4, 5, 6, 7, 8, 9, 10, 11, 12, 13, 14, 15 . . .

“Well, that sucks for the fisherman. But, I guess it is good for us, since we’ve been deprived of our crab dinner for months,” I added. “We are clear and ready to go, so what do we owe you for our dock time?”

“Oh, y’all don’t worry about it. Just go and have a safe trip,” he replied.

“Well, how about a crab trap?” I offered. “That seems like a fair trade.”

“Hell yeah,” he exclaimed, “and I know right where I’m going to put it in my favorite fishing hole! Thanks.”

16 Crabs steamed for dinner!!!

Off he went with his crab trap, and off we motored down the ditch with our bucket of crabs. After months of trying, we are finally going to have our crab dinner. Even if we didn’t really catch them all by ourselves.

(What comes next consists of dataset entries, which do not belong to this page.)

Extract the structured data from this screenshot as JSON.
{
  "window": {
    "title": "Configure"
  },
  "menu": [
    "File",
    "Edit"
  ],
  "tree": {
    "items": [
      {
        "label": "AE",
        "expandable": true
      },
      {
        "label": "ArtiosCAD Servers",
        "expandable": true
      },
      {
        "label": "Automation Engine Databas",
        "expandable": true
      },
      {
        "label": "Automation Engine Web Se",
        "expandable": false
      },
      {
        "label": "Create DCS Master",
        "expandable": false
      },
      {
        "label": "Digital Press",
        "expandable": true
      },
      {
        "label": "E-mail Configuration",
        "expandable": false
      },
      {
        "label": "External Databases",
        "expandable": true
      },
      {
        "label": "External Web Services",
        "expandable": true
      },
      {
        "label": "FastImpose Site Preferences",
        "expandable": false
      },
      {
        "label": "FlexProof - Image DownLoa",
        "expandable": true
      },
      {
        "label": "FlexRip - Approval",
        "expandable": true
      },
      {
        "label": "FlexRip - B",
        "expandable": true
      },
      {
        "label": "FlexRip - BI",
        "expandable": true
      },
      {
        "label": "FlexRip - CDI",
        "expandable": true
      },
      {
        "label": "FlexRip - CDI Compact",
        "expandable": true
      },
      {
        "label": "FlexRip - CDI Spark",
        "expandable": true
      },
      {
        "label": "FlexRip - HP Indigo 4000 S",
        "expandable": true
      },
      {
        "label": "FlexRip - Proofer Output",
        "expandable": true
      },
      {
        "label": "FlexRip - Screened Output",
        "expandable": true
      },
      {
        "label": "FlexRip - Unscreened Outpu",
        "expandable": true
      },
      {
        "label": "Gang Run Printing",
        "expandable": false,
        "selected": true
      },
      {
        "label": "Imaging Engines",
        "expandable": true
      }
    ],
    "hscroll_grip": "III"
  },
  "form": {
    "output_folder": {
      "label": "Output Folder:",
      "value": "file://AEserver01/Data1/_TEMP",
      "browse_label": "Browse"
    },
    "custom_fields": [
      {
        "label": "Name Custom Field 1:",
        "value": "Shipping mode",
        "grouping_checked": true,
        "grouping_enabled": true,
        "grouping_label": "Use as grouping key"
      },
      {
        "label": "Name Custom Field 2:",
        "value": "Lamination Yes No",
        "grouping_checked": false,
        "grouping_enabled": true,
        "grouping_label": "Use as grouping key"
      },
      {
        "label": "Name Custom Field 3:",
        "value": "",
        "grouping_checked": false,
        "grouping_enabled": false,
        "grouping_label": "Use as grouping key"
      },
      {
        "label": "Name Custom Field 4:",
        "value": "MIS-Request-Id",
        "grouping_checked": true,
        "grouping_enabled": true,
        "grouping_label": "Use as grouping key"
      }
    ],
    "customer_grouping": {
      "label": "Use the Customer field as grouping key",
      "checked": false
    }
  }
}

Into our anchorage, Vanessa rinsed the crabs in hot water and put them into the pressure cooker to steam them in some vinegar, beer, and Old Bay seasoning. She prepared a side dish of red beans and rise, cracked a couple of beers, and thirty minutes later, it was chow time! Whoo Hoo! Our $100 crab dinner, free! Free is even better!

The spread!

To savor the moment, we decided to eat up on deck, under the light of our oil-burning trawler lamp – just so perfect! Besides, we knew we would make a complete mess pigging out on fresh crab, so we didn’t want to eat below. Up on deck, we could just hose every thing down after we were finished. We dove right in! No amount of money spent in the restaurant could match this meal! We’ve been waiting far too long, and on our first day in this state, we stuffed ourselves like crabs! Binga wasn’t too sure about the whole experience and decided to pass. One of the crabs had snapped at her and we were unable to convince her that there were harmless now and actually quite tasty.

Where’d they go?

Now, I don’t know if this is a sign of things to come or not, but for getting “forced” into Florida this morning, was fate or not. We certainly weren’t happy dragging that cage across the state line, but in retrospect, the events leading up to this night make perfect sense. What a fantastic day we had and what a magnificent welcome to the State of Florida. Right now, we are stuffed and very happy to be here. We still have a long ways to go; Florida is a big state to round. We still have to carefully watch our money, as we are now on reserve funds, i.e. funds reserved for other things, like a house, or feeding the family. But, if today is any indication of things to come, then let the ending of this cruise begin!